The good news is that those two answers are right in that "All decent crypto including AES is not vulnerable to it." and "AES has been designed to withstand such attacks". So (again quoting from the question) "even if the content that has been ciphered is known to an attacker", the answer is no - the keys are not necessarily vulnerable even if the plaintext is known.

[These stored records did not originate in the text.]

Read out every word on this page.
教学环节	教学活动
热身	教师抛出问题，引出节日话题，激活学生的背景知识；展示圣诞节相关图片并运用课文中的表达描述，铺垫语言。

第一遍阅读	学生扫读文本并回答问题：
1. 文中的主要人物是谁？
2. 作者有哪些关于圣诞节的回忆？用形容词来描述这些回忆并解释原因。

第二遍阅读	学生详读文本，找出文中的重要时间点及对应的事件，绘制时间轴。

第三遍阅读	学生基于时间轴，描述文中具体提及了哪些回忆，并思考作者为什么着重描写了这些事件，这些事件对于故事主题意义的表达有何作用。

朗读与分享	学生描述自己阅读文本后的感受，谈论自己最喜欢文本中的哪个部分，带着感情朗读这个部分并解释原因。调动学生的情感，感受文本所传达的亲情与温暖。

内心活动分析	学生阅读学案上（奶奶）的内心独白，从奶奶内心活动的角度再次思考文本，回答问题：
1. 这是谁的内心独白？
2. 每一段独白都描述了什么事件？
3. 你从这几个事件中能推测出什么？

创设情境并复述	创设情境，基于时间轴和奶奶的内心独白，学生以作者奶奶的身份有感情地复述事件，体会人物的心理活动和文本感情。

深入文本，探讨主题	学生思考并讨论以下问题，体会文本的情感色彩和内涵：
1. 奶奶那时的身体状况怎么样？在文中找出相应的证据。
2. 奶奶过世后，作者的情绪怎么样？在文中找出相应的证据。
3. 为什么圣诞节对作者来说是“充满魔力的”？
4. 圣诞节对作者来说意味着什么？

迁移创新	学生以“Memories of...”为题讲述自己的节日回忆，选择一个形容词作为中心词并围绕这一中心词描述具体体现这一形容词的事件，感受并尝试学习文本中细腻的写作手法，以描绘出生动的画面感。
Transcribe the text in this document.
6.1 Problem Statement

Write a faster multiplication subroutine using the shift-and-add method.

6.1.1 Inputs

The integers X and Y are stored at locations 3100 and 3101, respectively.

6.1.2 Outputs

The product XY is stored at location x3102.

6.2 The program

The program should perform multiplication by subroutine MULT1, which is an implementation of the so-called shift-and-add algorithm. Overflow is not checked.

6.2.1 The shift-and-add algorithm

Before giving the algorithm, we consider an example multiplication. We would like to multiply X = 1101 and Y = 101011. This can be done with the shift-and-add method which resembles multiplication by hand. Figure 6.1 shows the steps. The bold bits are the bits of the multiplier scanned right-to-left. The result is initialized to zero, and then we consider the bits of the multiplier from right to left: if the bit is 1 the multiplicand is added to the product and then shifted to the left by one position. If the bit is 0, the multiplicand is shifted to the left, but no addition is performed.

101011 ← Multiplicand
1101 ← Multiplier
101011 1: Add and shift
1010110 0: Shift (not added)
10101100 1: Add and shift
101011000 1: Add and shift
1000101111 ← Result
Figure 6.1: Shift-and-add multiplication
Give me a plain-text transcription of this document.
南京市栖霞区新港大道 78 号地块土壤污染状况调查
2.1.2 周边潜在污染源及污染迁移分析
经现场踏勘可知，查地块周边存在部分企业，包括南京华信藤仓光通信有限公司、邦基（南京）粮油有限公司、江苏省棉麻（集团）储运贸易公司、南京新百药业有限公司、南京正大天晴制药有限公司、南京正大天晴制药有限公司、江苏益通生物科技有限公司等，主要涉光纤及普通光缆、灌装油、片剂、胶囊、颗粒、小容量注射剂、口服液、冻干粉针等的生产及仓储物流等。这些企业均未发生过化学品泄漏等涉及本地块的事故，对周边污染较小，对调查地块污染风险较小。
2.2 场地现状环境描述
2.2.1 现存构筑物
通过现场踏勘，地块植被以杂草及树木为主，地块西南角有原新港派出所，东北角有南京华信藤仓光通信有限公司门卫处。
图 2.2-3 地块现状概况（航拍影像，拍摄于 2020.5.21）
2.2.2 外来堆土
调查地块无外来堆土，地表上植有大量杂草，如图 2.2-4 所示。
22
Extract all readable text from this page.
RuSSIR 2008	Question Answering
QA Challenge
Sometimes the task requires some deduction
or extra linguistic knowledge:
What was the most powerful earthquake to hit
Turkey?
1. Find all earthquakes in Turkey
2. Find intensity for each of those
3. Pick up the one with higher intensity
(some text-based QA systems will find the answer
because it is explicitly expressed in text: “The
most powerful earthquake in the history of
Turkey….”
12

At a higher level, it seems like there could be more understanding on the motivations for using crypto. Bruce Schneier (author of Applied Cryptography) would rather you think of it not in terms of how strong your crypto is, but how you manage your risk. Using AES to encrypt some strings is basically saying that "an attacker will need about so-and-so amount of compute power to brute force break the crypto, and a known plaintext attack will reduce it by so-and-so amount, and that sort of time on a supercomputer will cost X thousands of dollars", so basically you're managing risk by thinking in terms of how much value the secret is, and how much it will cost to replace/restore that secret. If your adversary is willing to spend that much, you better make sure the crypto is the WEAKEST part of your system - they could spend a fraction of that to bribe a rogue sysadmin and do an inside job, for instance. The other side of insight is to understand that Moore's law will make crypto breaking cheaper, so if you use strong crypto, you should understand it's limitations - it basically gets weaker as time goes by.